Parker Schofield



“Gravy, the Grace of God”

Our halos would have touched as we hovered over the stove and the Farrah-Fawcett-sized chicken breasts in their glass dish manger. Had you asked us there in his kitchen only a Sunday after the semester start what they smelled like as they dripped so sensuously, shining like the greased star of Bethlehem, we could have answered only: Christmas morning.

My question lingered in the air of late August, “Do you suppose there’s — enough?” Miracles have a flair for a dramatic entrance and prefer to appear on a cue.
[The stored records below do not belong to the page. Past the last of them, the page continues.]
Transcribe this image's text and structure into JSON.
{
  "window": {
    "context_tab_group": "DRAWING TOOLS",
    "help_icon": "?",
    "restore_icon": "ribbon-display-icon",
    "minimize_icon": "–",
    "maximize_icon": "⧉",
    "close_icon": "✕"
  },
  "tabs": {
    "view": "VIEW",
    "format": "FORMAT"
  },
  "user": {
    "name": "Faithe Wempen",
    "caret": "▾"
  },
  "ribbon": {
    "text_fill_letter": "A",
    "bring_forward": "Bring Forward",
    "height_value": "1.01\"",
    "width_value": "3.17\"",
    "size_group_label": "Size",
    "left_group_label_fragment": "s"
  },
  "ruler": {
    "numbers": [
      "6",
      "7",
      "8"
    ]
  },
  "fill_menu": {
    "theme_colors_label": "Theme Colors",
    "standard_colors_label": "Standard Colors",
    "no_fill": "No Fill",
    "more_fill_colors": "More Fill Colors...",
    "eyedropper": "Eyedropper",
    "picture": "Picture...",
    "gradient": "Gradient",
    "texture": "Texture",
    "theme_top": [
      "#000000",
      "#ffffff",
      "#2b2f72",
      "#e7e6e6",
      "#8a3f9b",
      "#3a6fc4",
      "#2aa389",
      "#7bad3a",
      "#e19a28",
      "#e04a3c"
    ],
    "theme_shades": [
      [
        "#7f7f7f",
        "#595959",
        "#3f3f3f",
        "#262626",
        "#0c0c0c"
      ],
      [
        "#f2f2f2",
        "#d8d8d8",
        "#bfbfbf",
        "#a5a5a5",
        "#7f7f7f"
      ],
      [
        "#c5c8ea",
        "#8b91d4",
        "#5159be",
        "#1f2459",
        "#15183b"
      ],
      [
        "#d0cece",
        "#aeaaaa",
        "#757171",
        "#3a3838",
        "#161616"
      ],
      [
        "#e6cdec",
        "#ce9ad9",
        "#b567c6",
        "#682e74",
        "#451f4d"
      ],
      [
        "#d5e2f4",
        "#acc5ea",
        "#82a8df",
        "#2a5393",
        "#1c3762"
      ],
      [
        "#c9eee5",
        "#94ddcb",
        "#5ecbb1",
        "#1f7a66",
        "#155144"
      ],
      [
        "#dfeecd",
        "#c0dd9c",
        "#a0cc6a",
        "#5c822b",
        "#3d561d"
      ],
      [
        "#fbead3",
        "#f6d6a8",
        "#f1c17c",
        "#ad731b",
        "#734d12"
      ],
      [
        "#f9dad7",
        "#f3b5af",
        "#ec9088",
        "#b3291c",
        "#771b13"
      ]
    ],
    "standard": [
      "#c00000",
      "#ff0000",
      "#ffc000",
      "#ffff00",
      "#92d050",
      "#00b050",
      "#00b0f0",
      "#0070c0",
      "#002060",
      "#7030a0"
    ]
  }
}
Mr. Wood – Keith, closed the cupboard to the gravy packages. “Well…” said he, looking at the shining pot of potatoes mashed to the point of liquidization: potatoes which his late mother would have insisted were lumpy. He looked to the mantle, perhaps deciding to turn over the picture of Jesus.

And the ritual began:

Gravy is my favorite religion because it is one of unconditional forgiveness. To appreciate the love of our good gravy gods – the Tallow, the Roux, and the Gravy Boat – one must understand the Roux’s prayer:

Oh Lord, that smells delicious.
Drippings crusty stick to dishes.
1 part flour, 2 water and this is
Poured in simmering pan with swishes.

I came to love this stanza when I was just an investigator. The second half of the prayer was given to me only then, at my initiation:

Give of flour for it to thicken.
Give of water if it starts stickin’.
For so it is by beef or chicken:
Amens declared by finger-lickin’.

At last, I was entrusted to the preparation of this thick chrism! At last, my heart converted from a mere organ for blood-pumping into something useful – a vessel with walls for all of this gravy to harden! Harden my heart, O Lord! (Oh Lord! My hardening heart!) Gravy, like the grace of God covers a multitude of sins. I am thy vassel and cruet. Take of thy Boat, verily, thy Boat of Gravy, and pour over and withall and within.
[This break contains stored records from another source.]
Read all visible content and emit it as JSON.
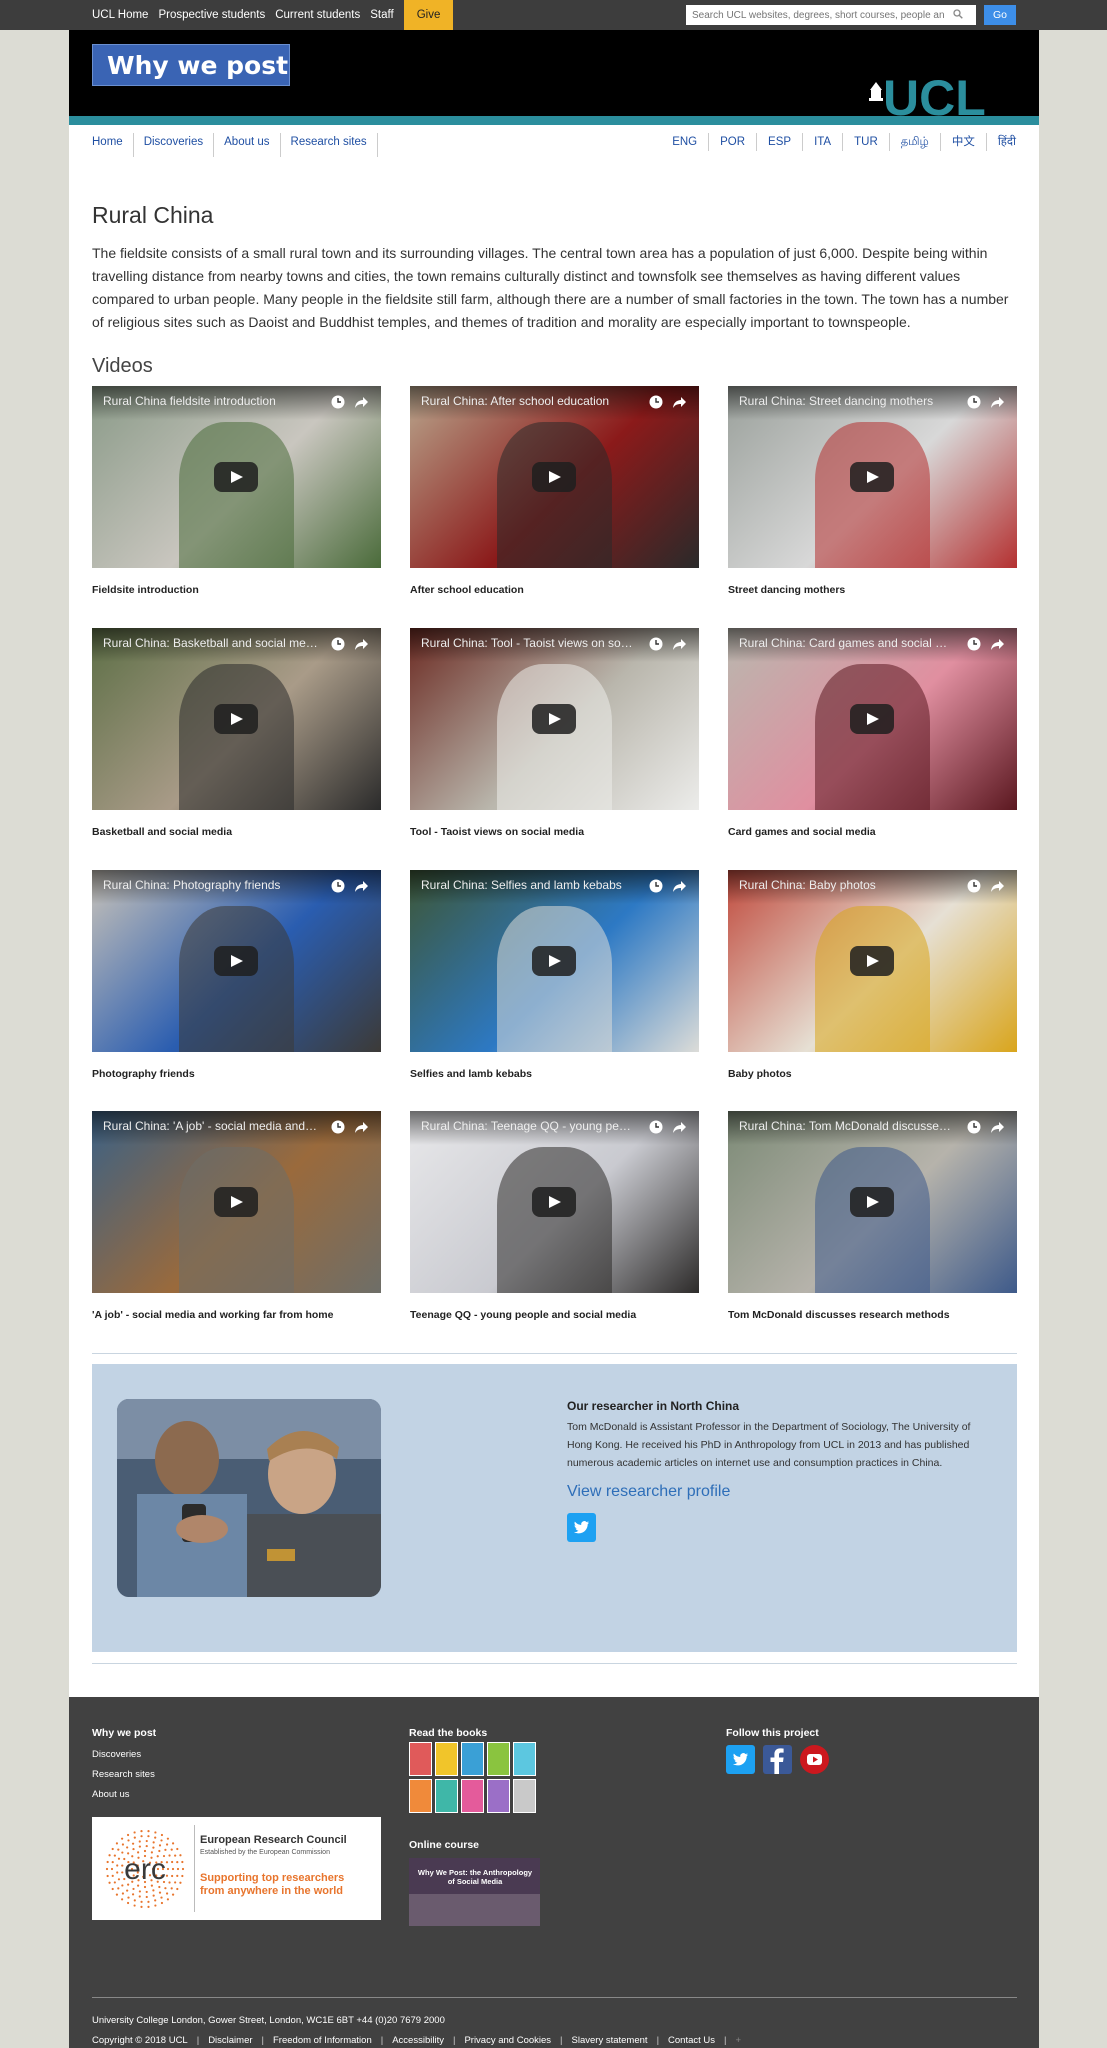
{
  "topbar": {
    "links": [
      "UCL Home",
      "Prospective students",
      "Current students",
      "Staff"
    ],
    "give": "Give",
    "search_placeholder": "Search UCL websites, degrees, short courses, people an",
    "go": "Go"
  },
  "header": {
    "site_title": "Why we post",
    "ucl": "UCL"
  },
  "nav": {
    "items": [
      "Home",
      "Discoveries",
      "About us",
      "Research sites"
    ],
    "languages": [
      "ENG",
      "POR",
      "ESP",
      "ITA",
      "TUR",
      "தமிழ்",
      "中文",
      "हिंदी"
    ]
  },
  "page": {
    "title": "Rural China",
    "intro": "The fieldsite consists of a small rural town and its surrounding villages. The central town area has a population of just 6,000. Despite being within travelling distance from nearby towns and cities, the town remains culturally distinct and townsfolk see themselves as having different values compared to urban people. Many people in the fieldsite still farm, although there are a number of small factories in the town. The town has a number of religious sites such as Daoist and Buddhist temples, and themes of tradition and morality are especially important to townspeople.",
    "videos_heading": "Videos"
  },
  "videos": [
    {
      "title": "Rural China fieldsite introduction",
      "caption": "Fieldsite introduction",
      "colors": [
        "#8a9a88",
        "#c9c6bf",
        "#4a6b3a"
      ]
    },
    {
      "title": "Rural China: After school education",
      "caption": "After school education",
      "colors": [
        "#b9a68d",
        "#8b1a1a",
        "#2a2a2a"
      ]
    },
    {
      "title": "Rural China: Street dancing mothers",
      "caption": "Street dancing mothers",
      "colors": [
        "#9aa09b",
        "#d8d8d8",
        "#b43030"
      ]
    },
    {
      "title": "Rural China: Basketball and social media",
      "caption": "Basketball and social media",
      "colors": [
        "#5d6f46",
        "#a99b88",
        "#2b2b2b"
      ]
    },
    {
      "title": "Rural China: Tool - Taoist views on social media",
      "caption": "Tool - Taoist views on social media",
      "colors": [
        "#6b2a22",
        "#b9b6ac",
        "#ececea"
      ]
    },
    {
      "title": "Rural China: Card games and social media",
      "caption": "Card games and social media",
      "colors": [
        "#b9b7ae",
        "#e08fa0",
        "#5b1820"
      ]
    },
    {
      "title": "Rural China: Photography friends",
      "caption": "Photography friends",
      "colors": [
        "#c9c3b9",
        "#2a5db0",
        "#3c3a37"
      ]
    },
    {
      "title": "Rural China: Selfies and lamb kebabs",
      "caption": "Selfies and lamb kebabs",
      "colors": [
        "#3d5636",
        "#2d79c4",
        "#dcdcd8"
      ]
    },
    {
      "title": "Rural China: Baby photos",
      "caption": "Baby photos",
      "colors": [
        "#c04a3d",
        "#e6e0d4",
        "#d9a51c"
      ]
    },
    {
      "title": "Rural China: 'A job' - social media and working far from home",
      "caption": "'A job' - social media and working far from home",
      "colors": [
        "#3b6185",
        "#9a6a3c",
        "#6e6e68"
      ]
    },
    {
      "title": "Rural China: Teenage QQ - young people and social media",
      "caption": "Teenage QQ - young people and social media",
      "colors": [
        "#e8e8ea",
        "#c9cad0",
        "#2d2b2a"
      ]
    },
    {
      "title": "Rural China: Tom McDonald discusses research methods",
      "caption": "Tom McDonald discusses research methods",
      "colors": [
        "#7c8a76",
        "#b6b3ab",
        "#3e5a8a"
      ]
    }
  ],
  "researcher": {
    "heading": "Our researcher in North China",
    "text": "Tom McDonald is Assistant Professor in the Department of Sociology, The University of Hong Kong. He received his PhD in Anthropology from UCL in 2013 and has published numerous academic articles on internet use and consumption practices in China.",
    "link": "View researcher profile"
  },
  "footer": {
    "col1_heading": "Why we post",
    "col1_links": [
      "Discoveries",
      "Research sites",
      "About us"
    ],
    "erc_title": "European Research Council",
    "erc_sub": "Established by the European Commission",
    "erc_tag": "Supporting top researchers from anywhere in the world",
    "erc_logo": "erc",
    "col2_heading": "Read the books",
    "online_heading": "Online course",
    "online_title": "Why We Post: the Anthropology of Social Media",
    "col3_heading": "Follow this project",
    "address": "University College London, Gower Street, London, WC1E 6BT +44 (0)20 7679 2000",
    "legal": [
      "Copyright © 2018 UCL",
      "Disclaimer",
      "Freedom of Information",
      "Accessibility",
      "Privacy and Cookies",
      "Slavery statement",
      "Contact Us"
    ]
  },
  "book_colors": [
    "#e05a5a",
    "#f1c52a",
    "#3aa0d6",
    "#8ac43f",
    "#5cc7e0",
    "#f08a3a",
    "#3fb7a8",
    "#e45b9b",
    "#9b6fc7",
    "#c9c9c9"
  ],
  "icons": {
    "search": "search-icon",
    "clock": "clock-icon",
    "share": "share-icon",
    "play": "play-icon",
    "twitter": "twitter-icon",
    "facebook": "facebook-icon",
    "youtube": "youtube-icon"
  }
}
I was bloated. It was great. This was only the second occasion I visited his home, but already we were comfortable enough for him to scoff at me and order that I abandon my fork. The gravy boat was nearly emptied baptizing our chicken for two, mash, napkins, and faces. Never since has Keith nor I figured how that obscene amount of gravy came from Farrah-Fawcett’s skimpy drippings, nor why it came so readily to cover mistakes which never were made that perfect afternoon, that afternoon with its slow, lazing descent into Sunday evening.

Isn’t gravy wonderful? In its wisdom, it has encoded a love letter en recipé. Man is a sizzling saucy drop of chicken grease which inevitably falls from the pathway to the plate and succumbs to the harsh criticism of the pan. We become hard and carry our burns with us permanently after receiving them, awaiting the hour when our cosmic embarrassment is agonizingly ended in the swirling vortex of the pots & pans cycle.

Indeed, it is a dismal fate without forgiveness, but there is hope for those of us which fall (and it happens to the breast of us). The Roux doesn’t just mask our harsh scalds, but bless it, it behoveth to bring us into the umami sap of gravy and, in doing so, we are again not just palatable, but delicious.

In the name of the Tallow, the Roux, and the Gravy Boat, I lick my fingers amen.


 

Author’s Statement on Beauty

Art is only the evidence. In the moment, beauty cohabits with singing, horse taming, kissing, and leaves echoes, aches, and hickeys in its desertion. Beauty is a verb. Beauty is a traffic officer standing barefoot in a congested intersection of time and possibilities, and beauty is the traffic. I am visited by beauty most often in the act of reading. When nose deep in the pages, beauty reads aloud to me the passages I wish I’d written.


 

Parker Schofield is a fourth year undergraduate dual major at Utah State University (USU) studying English Creative Writing and Chemistry. He’s a founding member and poetry reader for USU’s sapling literary magazine, Sink Hollow.